9: $\mathbf{liwork}$Integer Input
On entry: the dimension of the array iwork as declared in the (sub)program from which d02qyf is called.
This must be the same argument liwork as supplied to d02qwf.
10: $\mathbf{ifail}$Integer Input/Output
On entry: ifail must be set to $0$, $-1$ or $1$ to set behaviour on detection of an error; these values have no effect when no error is detected.
A value of $0$ causes the printing of an error message and program execution will be halted; otherwise program execution continues. A value of $-1$ means that an error message is printed while a value of $1$ means that it is not.
If halting is not appropriate, the value $-1$ or $1$ is recommended. If message printing is undesirable, then the value $1$ is recommended. Otherwise, the value $0$ is recommended. When the value $-\mathbf{1}$ or $\mathbf{1}$ is used it is essential to test the value of ifail on exit.
On exit: ${\mathbf{ifail}}={\mathbf{0}}$ unless the routine detects an error or a warning has been flagged (see Section 6).

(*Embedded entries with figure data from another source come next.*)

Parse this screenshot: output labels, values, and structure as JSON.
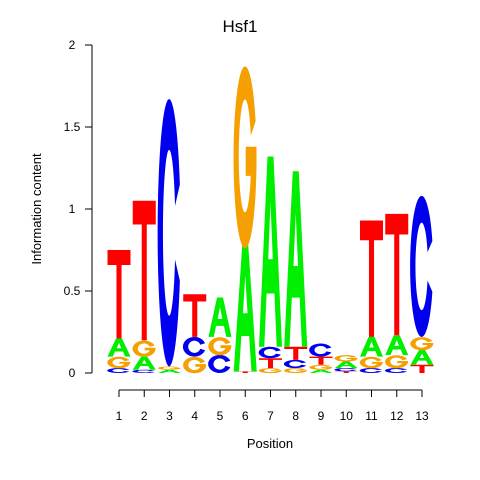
{
  "chart_data": {
    "type": "sequence-logo",
    "title": "Hsf1",
    "xlabel": "Position",
    "ylabel": "Information content",
    "ylim": [
      0,
      2
    ],
    "yticks": [
      "0",
      "0.5",
      "1",
      "1.5",
      "2"
    ],
    "xticks": [
      "1",
      "2",
      "3",
      "4",
      "5",
      "6",
      "7",
      "8",
      "9",
      "10",
      "11",
      "12",
      "13"
    ],
    "colors": {
      "A": "#00ee00",
      "C": "#0000ee",
      "G": "#f5a000",
      "T": "#ff0000"
    },
    "positions": [
      {
        "pos": "1",
        "letters": [
          {
            "b": "C",
            "h": 0.03
          },
          {
            "b": "G",
            "h": 0.07
          },
          {
            "b": "A",
            "h": 0.11
          },
          {
            "b": "T",
            "h": 0.54
          }
        ]
      },
      {
        "pos": "2",
        "letters": [
          {
            "b": "C",
            "h": 0.02
          },
          {
            "b": "A",
            "h": 0.08
          },
          {
            "b": "G",
            "h": 0.1
          },
          {
            "b": "T",
            "h": 0.85
          }
        ]
      },
      {
        "pos": "3",
        "letters": [
          {
            "b": "A",
            "h": 0.02
          },
          {
            "b": "G",
            "h": 0.02
          },
          {
            "b": "C",
            "h": 1.63
          }
        ]
      },
      {
        "pos": "4",
        "letters": [
          {
            "b": "G",
            "h": 0.1
          },
          {
            "b": "C",
            "h": 0.12
          },
          {
            "b": "T",
            "h": 0.26
          }
        ]
      },
      {
        "pos": "5",
        "letters": [
          {
            "b": "C",
            "h": 0.11
          },
          {
            "b": "G",
            "h": 0.11
          },
          {
            "b": "A",
            "h": 0.24
          }
        ]
      },
      {
        "pos": "6",
        "letters": [
          {
            "b": "T",
            "h": 0.01
          },
          {
            "b": "A",
            "h": 0.77
          },
          {
            "b": "G",
            "h": 1.11
          }
        ]
      },
      {
        "pos": "7",
        "letters": [
          {
            "b": "G",
            "h": 0.03
          },
          {
            "b": "T",
            "h": 0.06
          },
          {
            "b": "C",
            "h": 0.07
          },
          {
            "b": "A",
            "h": 1.16
          }
        ]
      },
      {
        "pos": "8",
        "letters": [
          {
            "b": "G",
            "h": 0.03
          },
          {
            "b": "C",
            "h": 0.05
          },
          {
            "b": "T",
            "h": 0.08
          },
          {
            "b": "A",
            "h": 1.07
          }
        ]
      },
      {
        "pos": "9",
        "letters": [
          {
            "b": "A",
            "h": 0.02
          },
          {
            "b": "G",
            "h": 0.03
          },
          {
            "b": "T",
            "h": 0.05
          },
          {
            "b": "C",
            "h": 0.08
          }
        ]
      },
      {
        "pos": "10",
        "letters": [
          {
            "b": "T",
            "h": 0.01
          },
          {
            "b": "C",
            "h": 0.02
          },
          {
            "b": "A",
            "h": 0.04
          },
          {
            "b": "G",
            "h": 0.04
          }
        ]
      },
      {
        "pos": "11",
        "letters": [
          {
            "b": "C",
            "h": 0.03
          },
          {
            "b": "G",
            "h": 0.07
          },
          {
            "b": "A",
            "h": 0.12
          },
          {
            "b": "T",
            "h": 0.71
          }
        ]
      },
      {
        "pos": "12",
        "letters": [
          {
            "b": "C",
            "h": 0.03
          },
          {
            "b": "G",
            "h": 0.08
          },
          {
            "b": "A",
            "h": 0.12
          },
          {
            "b": "T",
            "h": 0.74
          }
        ]
      },
      {
        "pos": "13",
        "letters": [
          {
            "b": "T",
            "h": 0.05
          },
          {
            "b": "A",
            "h": 0.09
          },
          {
            "b": "G",
            "h": 0.08
          },
          {
            "b": "C",
            "h": 0.86
          }
        ]
      }
    ]
  }
}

## 6Error Indicators and Warnings

If on entry ${\mathbf{ifail}}=0$ or $-1$, explanatory error messages are output on the current error message unit (as defined by x04aaf).
Errors or warnings detected by the routine:
${\mathbf{ifail}}=1$
Neither of the appropriate two integrator routines has been called.
On entry, ${\mathbf{liwork}}=〈\mathit{\text{value}}〉$ and ${\mathbf{liwork}}=〈\mathit{\text{value}}〉$ in d02qwf.
Constraint: ${\mathbf{liwork}}={\mathbf{liwork}}$ in d02qwf.
On entry, ${\mathbf{lrwork}}=〈\mathit{\text{value}}〉$ and ${\mathbf{lrwork}}=〈\mathit{\text{value}}〉$ in d02qwf.
Constraint: ${\mathbf{lrwork}}={\mathbf{lrwork}}$ in d02qwf.
On entry, ${\mathbf{neqg}}=〈\mathit{\text{value}}〉$ and ${\mathbf{neqg}}=〈\mathit{\text{value}}〉$ in d02qwf.
Constraint: ${\mathbf{neqg}}={\mathbf{neqg}}$ in d02qwf.
The integrator did not end at an event.
${\mathbf{ifail}}=-99$
See Section 7 in the Introduction to the NAG Library FL Interface for further information.
${\mathbf{ifail}}=-399$
Your licence key may have expired or may not have been installed correctly.
See Section 8 in the Introduction to the NAG Library FL Interface for further information.
${\mathbf{ifail}}=-999$
Dynamic memory allocation failed.
See Section 9 in the Introduction to the NAG Library FL Interface for further information.

Not applicable.